Here is a look at 6 of 12 harmful dental mistakes that can be putting the health of your teeth and your gums in jeopardy:
Neglecting your oral hygiene
Seems obvious and straightforward enough, but instead of just advising patients to brush and floss daily, it’s important that people understand by not doing so, you can put yourself at risk for tooth decay, gum disease and other oral health problems. This is why establishing a daily oral hygiene routine is so critical to our overall health.
Treating your teeth as tools
Your teeth are not bottle openers or package rippers. When we use our teeth for tasks outside of their primary purpose (chewing), we can experience structural damage like cracking and chipping among other problems.
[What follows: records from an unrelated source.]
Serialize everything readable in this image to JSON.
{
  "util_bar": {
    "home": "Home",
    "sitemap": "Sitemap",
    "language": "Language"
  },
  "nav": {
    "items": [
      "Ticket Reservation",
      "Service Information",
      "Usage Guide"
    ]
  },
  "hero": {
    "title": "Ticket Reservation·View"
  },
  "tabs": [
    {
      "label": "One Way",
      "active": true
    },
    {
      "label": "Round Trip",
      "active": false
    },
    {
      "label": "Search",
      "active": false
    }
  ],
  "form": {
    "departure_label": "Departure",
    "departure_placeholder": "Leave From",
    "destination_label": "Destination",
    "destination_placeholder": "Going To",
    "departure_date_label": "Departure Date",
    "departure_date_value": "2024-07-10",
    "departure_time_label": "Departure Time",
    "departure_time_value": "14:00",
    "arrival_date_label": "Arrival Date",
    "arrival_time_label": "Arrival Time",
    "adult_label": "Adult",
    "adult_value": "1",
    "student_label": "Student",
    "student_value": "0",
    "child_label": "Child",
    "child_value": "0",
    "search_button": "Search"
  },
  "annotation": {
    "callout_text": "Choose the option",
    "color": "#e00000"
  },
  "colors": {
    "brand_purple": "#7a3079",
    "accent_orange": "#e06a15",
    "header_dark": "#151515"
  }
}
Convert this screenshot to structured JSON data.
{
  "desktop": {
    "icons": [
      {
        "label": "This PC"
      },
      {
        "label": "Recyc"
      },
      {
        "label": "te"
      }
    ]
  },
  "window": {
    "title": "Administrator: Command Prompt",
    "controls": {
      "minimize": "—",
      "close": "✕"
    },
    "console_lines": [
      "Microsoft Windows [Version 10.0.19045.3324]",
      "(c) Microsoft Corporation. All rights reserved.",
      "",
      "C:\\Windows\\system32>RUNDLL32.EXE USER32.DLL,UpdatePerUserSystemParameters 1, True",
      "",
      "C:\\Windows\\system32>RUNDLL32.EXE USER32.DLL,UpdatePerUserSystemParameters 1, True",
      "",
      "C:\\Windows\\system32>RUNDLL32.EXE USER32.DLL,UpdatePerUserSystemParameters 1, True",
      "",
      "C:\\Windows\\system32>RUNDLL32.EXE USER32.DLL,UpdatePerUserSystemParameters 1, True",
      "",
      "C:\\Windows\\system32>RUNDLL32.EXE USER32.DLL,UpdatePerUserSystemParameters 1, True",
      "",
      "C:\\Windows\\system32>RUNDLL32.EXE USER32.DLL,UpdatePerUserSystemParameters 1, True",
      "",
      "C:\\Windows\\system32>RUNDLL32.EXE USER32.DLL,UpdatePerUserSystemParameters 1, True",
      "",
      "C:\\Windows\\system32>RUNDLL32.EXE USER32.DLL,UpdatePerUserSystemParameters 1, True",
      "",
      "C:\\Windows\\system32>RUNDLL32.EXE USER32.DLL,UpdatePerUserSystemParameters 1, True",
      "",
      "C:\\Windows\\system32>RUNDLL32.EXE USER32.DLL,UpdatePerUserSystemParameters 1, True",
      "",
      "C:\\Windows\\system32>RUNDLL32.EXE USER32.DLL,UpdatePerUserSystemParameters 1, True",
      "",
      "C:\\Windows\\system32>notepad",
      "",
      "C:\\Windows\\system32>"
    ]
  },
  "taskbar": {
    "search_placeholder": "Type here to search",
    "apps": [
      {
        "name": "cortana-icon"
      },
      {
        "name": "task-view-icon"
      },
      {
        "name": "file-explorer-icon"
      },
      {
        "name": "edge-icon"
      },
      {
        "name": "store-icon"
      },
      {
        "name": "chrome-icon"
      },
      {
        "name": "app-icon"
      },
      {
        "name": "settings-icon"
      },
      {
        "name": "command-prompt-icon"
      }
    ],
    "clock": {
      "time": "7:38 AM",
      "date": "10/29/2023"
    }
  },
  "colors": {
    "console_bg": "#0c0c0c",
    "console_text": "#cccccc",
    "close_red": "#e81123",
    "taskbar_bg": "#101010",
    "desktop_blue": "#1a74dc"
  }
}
The Surgeon General’s warning exists for a reason! Tobacco has been linked to a long list of health dangers and this includes concerns related to our teeth. Smoking and using other tobacco products can stain teeth, cause bad breath, and increase the risk of gum disease and oral cancer.
Filing your teeth
…and no, we don’t mean in the way that you file papers or emails; we mean that some people use a nail file to file down their teeth so that they’re all the same height/length. This action can cause irreversible damage to your teeth as once your enamel is gone, you cannot grow it back. It’s not like filing your nails! Plus, you run the risk of introducing bacteria from your nail file into your mouth, too. Moral of the story is that this might lead to tooth sensitivity for some people, while it may mean root canal therapy for those that file it down too close to their nerve.
Brushing teeth too hard
Brushing harder doesn’t mean you will get your teeth cleaner or shinier! The misconception is that brushing harder will remove plaque and bacteria more effectively. However, brushing too hard can negatively impact your tooth enamel and cause tooth wear or sensitivity. While brushing twice per day is key to good dental health, using too much force can backfire against your overall goal.
Not drinking enough water
Water is important to your overall health and to your dental health. After eating or drinking something sweet, consuming water can help rinse your teeth, especially if you’re unable to brush right after. It’s important to keep saliva flowing in your mouth by drinking water so that you can prevent tooth decay and cavities from forming.